Ok. Bon, d’abord, mon commentaire sur les quotas souligne une erreur courante qui me semble ne fait pas partie des choses qu’on a en tête ici.
Que votre commentaire personnel n’en parle pas ne veut pas dire que je n’ai pas le droit d’en parler.
Surtout que ce que cette discussion sur les quotas répond également aux autres éléments du commentaire (trop vagues pour pouvoir être pris comme exemple) et souligne le défaut du raisonement: le fait de juger d’une situation alors qu’on sait que la situation est soumise à un biais de jugement.
Cela fonctionne identiquement avec tout les autres avantages: comment pouvez-vous prétendre qu’une femme a obtenu une faveur parce qu’elle est une femme, vu que le mérite estimé de cette femme est probablement incorrect ? (cela ne veut pas dire qu’un tel avantage ne peut pas exister, mais cela veut dire qu’il faut mettre en place une méthodologie y rémédiant avant de pouvoir tirer des conclusions)
C’est le fond de mon propos: cette méthodologie qui repose sur des impressions est fondamentalement incorrecte.

Ensuite, je ne vois pas en quoi ce que vous expliquez ici s’oppose à ce que j’ai écris. Ce que j’ai écris ne prétend nulle part que les femmes toxiques ne peuvent pas exister. Si le problème se résumait à l’existence de personnes toxiques, la situation serait bien plus similaire d’un environnement mixte, y compris en tenant compte de l’effet grégaire (qu’on peut retrouver dans plein d’autres configurations pourtant mixtes).
L’article que vous proposez rejoint cela totalement, insistant à plusieurs reprises qu’un homme qui fait un métier de femme subit le préjugé de manquer de virilité, c’est-à-dire de faire partie d’une catégorie inférieure. Et également sur le fait que les métiers féminins étaient en général encadré, c’est-à-dire soumis à des supérieurs (qui peuvent être, bien sur, féminin ou masculin, mais l’élément important est que ce sont des métiers de status social peu élevés)

On notera également que cela répond à une question posée dans ce document: pourquoi y a-t-il plus d’efforts entretenu pour les femmes en milieu masculin que pour les hommes en milieu féminin.
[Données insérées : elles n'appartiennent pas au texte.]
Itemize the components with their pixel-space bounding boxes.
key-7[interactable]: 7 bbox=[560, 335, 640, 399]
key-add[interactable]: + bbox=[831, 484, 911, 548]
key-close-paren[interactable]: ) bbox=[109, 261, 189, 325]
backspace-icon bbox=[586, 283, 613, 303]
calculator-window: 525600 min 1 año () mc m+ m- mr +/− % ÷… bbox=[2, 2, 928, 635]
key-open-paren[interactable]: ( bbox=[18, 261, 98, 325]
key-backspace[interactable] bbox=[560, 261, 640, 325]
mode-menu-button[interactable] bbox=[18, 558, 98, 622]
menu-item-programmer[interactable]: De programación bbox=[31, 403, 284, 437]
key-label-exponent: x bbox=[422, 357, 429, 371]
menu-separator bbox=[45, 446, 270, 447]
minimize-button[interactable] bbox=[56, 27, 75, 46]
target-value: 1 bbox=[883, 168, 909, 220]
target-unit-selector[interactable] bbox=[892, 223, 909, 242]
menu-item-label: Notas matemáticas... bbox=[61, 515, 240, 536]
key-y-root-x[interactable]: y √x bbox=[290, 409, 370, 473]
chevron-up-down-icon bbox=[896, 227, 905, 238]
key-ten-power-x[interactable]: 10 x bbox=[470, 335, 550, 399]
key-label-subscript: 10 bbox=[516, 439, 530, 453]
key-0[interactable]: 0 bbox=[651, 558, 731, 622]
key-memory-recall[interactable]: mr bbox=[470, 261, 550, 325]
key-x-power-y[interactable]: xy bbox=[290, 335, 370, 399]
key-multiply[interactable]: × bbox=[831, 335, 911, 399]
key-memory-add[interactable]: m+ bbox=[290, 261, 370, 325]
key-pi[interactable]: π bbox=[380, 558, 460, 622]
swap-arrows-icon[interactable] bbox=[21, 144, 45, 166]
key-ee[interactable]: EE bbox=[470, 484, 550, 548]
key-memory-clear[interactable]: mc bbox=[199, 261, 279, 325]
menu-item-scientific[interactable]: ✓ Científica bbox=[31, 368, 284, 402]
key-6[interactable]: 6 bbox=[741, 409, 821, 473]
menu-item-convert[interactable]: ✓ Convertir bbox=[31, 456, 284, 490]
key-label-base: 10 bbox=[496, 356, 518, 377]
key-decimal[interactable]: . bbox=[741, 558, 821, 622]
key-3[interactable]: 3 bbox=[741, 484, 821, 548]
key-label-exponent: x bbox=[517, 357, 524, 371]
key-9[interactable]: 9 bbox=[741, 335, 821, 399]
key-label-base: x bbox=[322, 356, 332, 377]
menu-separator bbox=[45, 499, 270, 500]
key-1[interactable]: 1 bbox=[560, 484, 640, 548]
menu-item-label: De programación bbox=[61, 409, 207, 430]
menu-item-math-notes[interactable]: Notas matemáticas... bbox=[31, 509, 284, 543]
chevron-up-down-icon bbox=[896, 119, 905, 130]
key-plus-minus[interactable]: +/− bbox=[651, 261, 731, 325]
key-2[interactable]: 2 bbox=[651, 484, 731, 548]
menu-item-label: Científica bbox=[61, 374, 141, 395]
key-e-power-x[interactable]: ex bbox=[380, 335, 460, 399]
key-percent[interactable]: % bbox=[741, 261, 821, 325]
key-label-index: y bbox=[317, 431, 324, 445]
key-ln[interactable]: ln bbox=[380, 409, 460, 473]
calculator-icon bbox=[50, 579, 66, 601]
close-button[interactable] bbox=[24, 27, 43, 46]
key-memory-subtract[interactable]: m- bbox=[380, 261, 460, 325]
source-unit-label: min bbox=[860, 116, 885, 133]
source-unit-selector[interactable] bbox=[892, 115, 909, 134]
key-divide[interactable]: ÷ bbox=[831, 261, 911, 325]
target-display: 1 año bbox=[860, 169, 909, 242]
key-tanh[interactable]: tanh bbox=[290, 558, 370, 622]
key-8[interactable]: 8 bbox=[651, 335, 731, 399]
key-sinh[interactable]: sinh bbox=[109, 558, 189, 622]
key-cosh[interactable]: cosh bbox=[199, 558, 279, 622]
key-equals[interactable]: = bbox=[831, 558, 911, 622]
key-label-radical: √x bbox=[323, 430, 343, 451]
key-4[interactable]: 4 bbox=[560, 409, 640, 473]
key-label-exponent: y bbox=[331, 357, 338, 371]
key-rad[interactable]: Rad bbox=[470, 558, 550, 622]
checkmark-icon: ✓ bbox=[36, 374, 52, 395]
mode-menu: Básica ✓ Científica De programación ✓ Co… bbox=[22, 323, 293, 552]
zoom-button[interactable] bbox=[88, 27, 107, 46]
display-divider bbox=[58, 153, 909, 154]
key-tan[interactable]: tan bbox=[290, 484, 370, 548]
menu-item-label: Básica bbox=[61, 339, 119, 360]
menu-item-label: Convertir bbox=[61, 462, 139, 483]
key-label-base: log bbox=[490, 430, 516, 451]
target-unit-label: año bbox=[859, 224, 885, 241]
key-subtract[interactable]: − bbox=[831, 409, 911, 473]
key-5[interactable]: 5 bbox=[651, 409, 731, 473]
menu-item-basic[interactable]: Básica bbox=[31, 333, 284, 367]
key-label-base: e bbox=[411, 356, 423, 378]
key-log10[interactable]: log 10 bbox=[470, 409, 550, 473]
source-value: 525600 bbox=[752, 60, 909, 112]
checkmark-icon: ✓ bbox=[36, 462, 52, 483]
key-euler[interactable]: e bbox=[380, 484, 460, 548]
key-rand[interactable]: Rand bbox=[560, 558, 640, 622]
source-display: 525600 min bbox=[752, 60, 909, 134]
La réponse est que les femmes en milieu masculin essaie d’obtenir un status social plus prestigieux, et que la majorité des status prestigieux sont soumis à ce genre de biais à l’égard des femmes (ce n’est pas un hasard si dans le milieu des soins, le métier d’infirmier est dominé par les femmes, tandis que le métier de médecin, pourtant tout autant « social », a longtemps été considéré comme masculin, voire même interdit aux femmes). Tandis que pour les hommes, si la situation est effectivement très déplaisante, il ne s’agit pas d’un status entier auquel ils veulent s’élever qui leur refusé.
C’est également visible dans le fait qu’il y a peu de revendication pour imposer la parité dans les métiers typiquement masculin mais de status social peu élevé (mineurs, …). Simplement parce que, si ce n’est pas idéal de n’avoir pas accès à un métier, c’est encore pire d’être exclu d’une position sociale prestigieuse alors qu’on le mérite.
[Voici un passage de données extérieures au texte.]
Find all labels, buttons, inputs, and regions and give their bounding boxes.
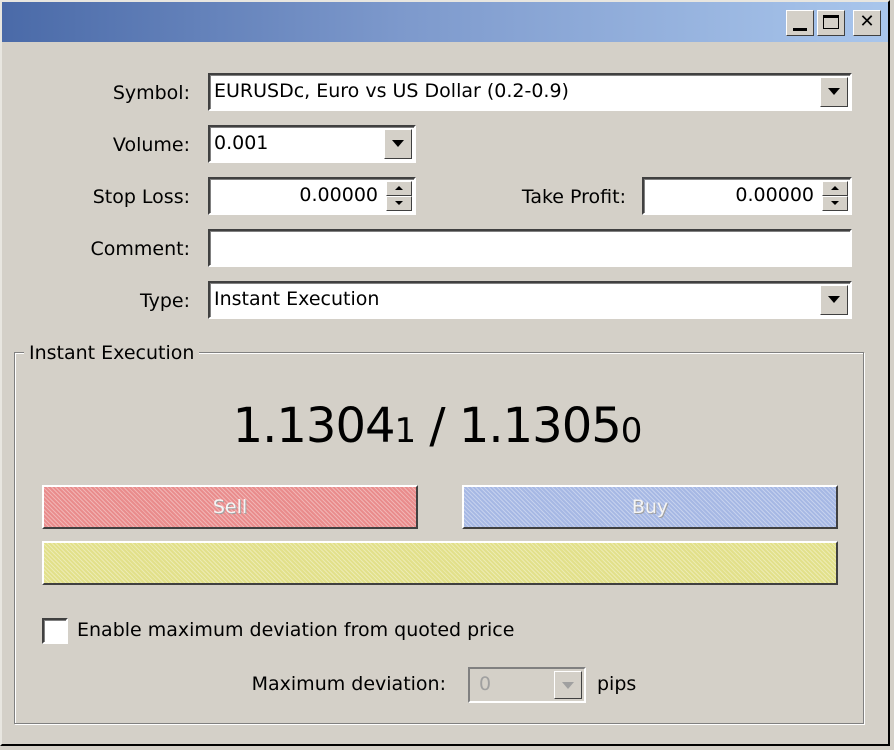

En d’autres termes: le problème n’est pas d’avoir 60 hommes et 40 femmes dans untel secteur, le problème est qu’il existe un sentiment qui dit que les femmes ne sont « pas assez bien » pour ce secteur (et comme pour les hommes, le sentiment n’est pas qu’ils sont « pas assez bien », cela provoque des sentiments d’injustice différents).

C’est très parlant de voir qu’alors que mon premier commentaire ne prétendait pas du tout que la situation était la faute des hommes, la réponse y croit dur comme fer. C’est un peu de ma faute, car c’est vraiment typique et j’aurais du y penser: lors de ce genre de débat, la fragilité de certains est telle qu’il faut passer son temps à expliquer qu’on n’accuse pas les hommes. Ces mêmes personnes vont ensuite prétendre qu’ils observent trop souvent de l’hostilité à l’égard des hommes, mais on est en droit de se poser la question: s’ils ont fait une telle erreur, comment les croire lorsqu’ils prétendent avoir vu de l’hostilité ? J’ai même vu un jour circuler une bande dessinée qui expliquait explicitement « que c’est aussi de la faute des femmes », et j’ai vu des intervenants, le plus sérieusement du monde, se plaindre qu’ils étaient fatigué de voir qu’on remet tout sur le dos des hommes. Cela ne veut pas dire que c’est toujours le cas, mais il faut bien garder en tête qu’il y a des vrais biais inconscients très impressionant en jeu.